Dettagli del mare Kraken: isole scomparse. © Nasa/Esa

Ligeia e kraken. Tra le distese liquide, una in particolare ha attirato l’attenzione dei ricercatori, il mare di Ligeia (usiamo qui la parola mare per indicare una vasta distesa liquida). Con una superficie di 130.000 chilometri quadrati, più di un terzo dell'Italia, è il secondo più grande di Titano: ha coste frastagliate, penisole e arcipelaghi. Una di queste strutture, quella evidenziata dal rettangolo bianco nell’immagine qui sopra, ha mostrato notevoli variazioni nel corso degli anni.

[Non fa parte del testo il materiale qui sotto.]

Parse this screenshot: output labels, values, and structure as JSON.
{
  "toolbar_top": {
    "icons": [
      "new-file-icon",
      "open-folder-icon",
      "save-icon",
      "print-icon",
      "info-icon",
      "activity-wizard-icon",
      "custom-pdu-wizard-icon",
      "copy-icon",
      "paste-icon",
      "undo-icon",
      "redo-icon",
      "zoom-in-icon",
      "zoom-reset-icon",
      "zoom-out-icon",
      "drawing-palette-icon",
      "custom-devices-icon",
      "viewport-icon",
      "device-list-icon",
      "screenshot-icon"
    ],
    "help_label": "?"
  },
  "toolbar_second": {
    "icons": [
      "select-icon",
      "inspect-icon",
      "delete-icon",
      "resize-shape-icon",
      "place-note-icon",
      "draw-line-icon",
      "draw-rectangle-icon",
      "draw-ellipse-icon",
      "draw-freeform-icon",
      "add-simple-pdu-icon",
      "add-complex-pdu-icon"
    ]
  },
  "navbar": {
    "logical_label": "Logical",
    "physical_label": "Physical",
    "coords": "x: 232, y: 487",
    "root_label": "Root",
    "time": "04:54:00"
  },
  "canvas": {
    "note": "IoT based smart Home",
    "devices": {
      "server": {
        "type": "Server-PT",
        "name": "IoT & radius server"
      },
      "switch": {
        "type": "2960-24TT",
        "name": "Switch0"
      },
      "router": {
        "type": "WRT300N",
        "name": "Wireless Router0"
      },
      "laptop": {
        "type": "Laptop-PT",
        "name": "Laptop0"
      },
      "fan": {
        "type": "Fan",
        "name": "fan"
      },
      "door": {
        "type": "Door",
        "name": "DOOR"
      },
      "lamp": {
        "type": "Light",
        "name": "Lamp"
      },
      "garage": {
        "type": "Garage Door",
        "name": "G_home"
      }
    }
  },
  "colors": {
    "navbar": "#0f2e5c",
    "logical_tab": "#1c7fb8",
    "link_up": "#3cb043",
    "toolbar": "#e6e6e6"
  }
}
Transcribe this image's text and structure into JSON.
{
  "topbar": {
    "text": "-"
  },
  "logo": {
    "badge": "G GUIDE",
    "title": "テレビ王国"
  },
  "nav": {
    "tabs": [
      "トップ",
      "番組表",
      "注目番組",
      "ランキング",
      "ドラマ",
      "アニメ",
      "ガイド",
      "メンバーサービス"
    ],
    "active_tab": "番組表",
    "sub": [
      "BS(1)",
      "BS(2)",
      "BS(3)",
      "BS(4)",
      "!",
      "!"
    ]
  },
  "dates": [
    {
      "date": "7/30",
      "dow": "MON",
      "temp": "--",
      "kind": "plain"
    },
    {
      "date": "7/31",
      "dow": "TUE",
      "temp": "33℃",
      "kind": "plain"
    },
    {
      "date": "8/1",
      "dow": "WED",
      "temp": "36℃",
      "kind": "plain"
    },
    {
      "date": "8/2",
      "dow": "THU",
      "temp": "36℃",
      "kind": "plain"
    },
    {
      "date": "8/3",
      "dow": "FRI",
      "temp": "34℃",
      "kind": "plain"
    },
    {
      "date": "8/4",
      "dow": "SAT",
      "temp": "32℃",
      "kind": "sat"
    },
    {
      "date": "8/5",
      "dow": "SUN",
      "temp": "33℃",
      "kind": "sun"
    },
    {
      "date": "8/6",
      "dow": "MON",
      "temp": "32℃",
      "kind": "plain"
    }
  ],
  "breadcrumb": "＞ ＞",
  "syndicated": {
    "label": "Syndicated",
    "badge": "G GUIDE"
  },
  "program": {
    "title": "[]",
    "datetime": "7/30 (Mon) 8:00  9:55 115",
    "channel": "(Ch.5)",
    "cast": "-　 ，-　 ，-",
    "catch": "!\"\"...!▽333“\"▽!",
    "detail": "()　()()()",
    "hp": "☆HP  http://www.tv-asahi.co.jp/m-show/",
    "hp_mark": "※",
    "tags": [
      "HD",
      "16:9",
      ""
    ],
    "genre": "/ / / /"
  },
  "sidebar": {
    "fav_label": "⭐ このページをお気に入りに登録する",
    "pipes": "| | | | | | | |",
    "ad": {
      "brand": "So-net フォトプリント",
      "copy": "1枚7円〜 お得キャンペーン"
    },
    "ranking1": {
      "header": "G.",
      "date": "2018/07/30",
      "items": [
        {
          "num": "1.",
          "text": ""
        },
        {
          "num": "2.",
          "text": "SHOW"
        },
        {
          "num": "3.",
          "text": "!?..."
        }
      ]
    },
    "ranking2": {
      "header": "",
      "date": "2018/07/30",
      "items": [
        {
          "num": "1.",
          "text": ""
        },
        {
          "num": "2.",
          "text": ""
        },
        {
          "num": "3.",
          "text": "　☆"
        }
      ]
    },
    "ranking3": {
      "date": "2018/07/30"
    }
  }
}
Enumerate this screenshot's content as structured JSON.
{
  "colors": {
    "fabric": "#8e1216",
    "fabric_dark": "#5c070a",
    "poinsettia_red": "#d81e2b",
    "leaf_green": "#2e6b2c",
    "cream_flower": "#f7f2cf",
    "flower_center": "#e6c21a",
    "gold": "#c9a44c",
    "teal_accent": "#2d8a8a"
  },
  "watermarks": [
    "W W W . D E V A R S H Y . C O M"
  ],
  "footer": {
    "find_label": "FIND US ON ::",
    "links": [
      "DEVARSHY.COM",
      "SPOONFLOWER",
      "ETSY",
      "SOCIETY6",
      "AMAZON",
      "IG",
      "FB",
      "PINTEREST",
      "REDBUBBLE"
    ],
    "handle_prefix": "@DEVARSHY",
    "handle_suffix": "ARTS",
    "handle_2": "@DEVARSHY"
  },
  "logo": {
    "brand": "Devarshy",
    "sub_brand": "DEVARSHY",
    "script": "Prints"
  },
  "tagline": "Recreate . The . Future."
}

Nel 2007, 2013, 2014 e 2015 è stata ripetutamente “fotografata” dal radar rivelando forme diverse e, ancora più sorprendente, "rispondendo" in modo diverso alle onde radio lanciate dal radar. L’intera serie di immagini è stata da poco pubblicata dalla Nasa.

Variazioni simili sono state osservate anche in altri punti delle coste e in un altro mare, il Kraken, e questo ha infine portato alla conclusione che questi mari non sono stagnanti, ma attivi e dinamici. Un ultimo passaggio radar Cassini lo farà nell'aprile del 2017, poco prima che la missione sia ufficialmente dichiarata chiusa e la sonda venga fatta tuffare nell'atmosfera di Saturno.

Le ipotesi. Non è semplice capire cosa modifica nel tempo le coste di Titano, ma le ipotesi non sono molte: potrebbero essere onde più o meno violente proprio durante il rilevamento del radar, oppure variazioni di livello dovuti a fenomeni di marea o ancora bolle di metano in risalita.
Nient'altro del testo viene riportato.